In First Executive Order, Kansas Governor Tackles Sexual Harassment
By Hunter Woodall
Following reports of sexual harassment in the Kansas Capitol, Gov. Jeff Colyer on Monday signed an executive order requiring all executive branch employees to receive sexual harassment training each year.
The order was Colyer's first since he became governor last week.
"We will be fierce about it," he said.
The order applies to thousands of executive branch employees. It won't apply to the offices of other elected officials such as the secretary of state, the attorney general or lawmakers, Colyer's office said, but his team is expected to encourage other offices to consider a similar move.
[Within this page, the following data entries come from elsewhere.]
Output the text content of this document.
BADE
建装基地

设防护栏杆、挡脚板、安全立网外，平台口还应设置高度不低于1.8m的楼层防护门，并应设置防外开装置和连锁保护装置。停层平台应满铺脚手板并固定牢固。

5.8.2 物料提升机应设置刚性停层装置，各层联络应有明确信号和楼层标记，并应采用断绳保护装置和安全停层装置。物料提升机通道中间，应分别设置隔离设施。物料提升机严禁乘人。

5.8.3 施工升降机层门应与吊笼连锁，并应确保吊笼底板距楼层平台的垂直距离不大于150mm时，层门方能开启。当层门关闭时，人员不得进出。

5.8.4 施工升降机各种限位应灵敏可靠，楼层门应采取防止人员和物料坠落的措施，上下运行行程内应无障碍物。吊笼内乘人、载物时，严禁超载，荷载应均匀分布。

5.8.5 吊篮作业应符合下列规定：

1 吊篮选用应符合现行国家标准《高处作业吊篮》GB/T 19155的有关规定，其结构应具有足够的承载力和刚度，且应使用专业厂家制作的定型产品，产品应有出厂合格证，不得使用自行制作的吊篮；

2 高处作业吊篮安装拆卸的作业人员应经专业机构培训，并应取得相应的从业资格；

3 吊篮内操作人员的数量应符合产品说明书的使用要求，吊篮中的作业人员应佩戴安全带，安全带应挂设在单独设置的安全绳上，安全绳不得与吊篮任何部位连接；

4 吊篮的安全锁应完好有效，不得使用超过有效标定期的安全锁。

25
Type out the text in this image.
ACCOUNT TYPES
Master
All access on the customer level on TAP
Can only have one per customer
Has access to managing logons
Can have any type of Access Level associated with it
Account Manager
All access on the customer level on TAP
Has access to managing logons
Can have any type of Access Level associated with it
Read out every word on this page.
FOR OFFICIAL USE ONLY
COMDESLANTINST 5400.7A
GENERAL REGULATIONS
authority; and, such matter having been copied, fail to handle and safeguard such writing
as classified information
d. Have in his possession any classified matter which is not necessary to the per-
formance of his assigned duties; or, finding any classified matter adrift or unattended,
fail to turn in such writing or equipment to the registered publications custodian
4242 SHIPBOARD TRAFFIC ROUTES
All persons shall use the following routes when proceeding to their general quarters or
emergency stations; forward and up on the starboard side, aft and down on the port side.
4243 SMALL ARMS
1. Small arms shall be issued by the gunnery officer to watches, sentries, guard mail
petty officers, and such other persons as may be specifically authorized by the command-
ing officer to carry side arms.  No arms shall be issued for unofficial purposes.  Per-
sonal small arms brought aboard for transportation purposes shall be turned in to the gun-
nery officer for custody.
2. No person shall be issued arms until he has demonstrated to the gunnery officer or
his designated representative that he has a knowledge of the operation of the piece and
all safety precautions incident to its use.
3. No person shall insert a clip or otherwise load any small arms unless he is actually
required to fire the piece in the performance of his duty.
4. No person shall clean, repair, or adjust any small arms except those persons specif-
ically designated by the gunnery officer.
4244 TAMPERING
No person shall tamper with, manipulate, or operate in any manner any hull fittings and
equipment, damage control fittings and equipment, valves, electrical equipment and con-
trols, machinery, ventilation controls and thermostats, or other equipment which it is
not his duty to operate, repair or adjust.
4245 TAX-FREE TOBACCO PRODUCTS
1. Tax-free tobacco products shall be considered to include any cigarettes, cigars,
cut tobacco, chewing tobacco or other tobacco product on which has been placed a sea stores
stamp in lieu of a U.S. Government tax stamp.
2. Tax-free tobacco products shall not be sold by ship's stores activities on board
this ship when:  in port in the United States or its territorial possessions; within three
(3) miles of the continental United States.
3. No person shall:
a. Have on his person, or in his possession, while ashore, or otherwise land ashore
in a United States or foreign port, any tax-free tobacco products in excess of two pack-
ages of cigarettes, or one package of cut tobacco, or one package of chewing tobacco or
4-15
The order also requires every state agency to review its sexual harassment policies every three years, or sooner if issues arise.
Every employee, intern and contractor will receive sexual harassment policies, and every employee and intern under the executive branch will receive sexual harassment training. The training, Colyer said, will happen before the end of the fiscal year.
"I think it's very important that people see that we're transparent, that we're responsive," he said.
The Star revealed last year that legislative interns and other young women in the Kansas Capitol have faced sexual advances and lewd comments from lawmakers of both parties.
Legislative leaders condemned harassment, and Senate President Susan Wagle, a Wichita Republican, brought in the Women's Foundation to recommend policy changes.
Colyer's order puts Kansas in a leadership role, said Wendy Doyle, the president and CEO of the Women's Foundation.
"We couldn't be more pleased with the outcome and the leadership of Gov. Colyer so early in his tenure to be able to do this executive order," said Doyle, who attended the signing.
Lawmakers were strongly encouraged to attend sexual harassment training last month, though it was not mandatory.
"We've been working on this issue and trying to find ways to make this a better place," said House Speaker Ron Ryckman, an Olathe Republican. "And we will continue to review our policies and look at the results so far, especially with the training that we have had both with our internship program and also the Legislature's."
Rep. Kathy Wolfe Moore, a Kansas City, Kan., Democrat, said she was pleased Colyer was taking this step.
"I absolutely hope that the Legislature also follows (Colyer's) lead and does something that applies to our branch of government," she said.
The Star's Andy Marso contributed to this report.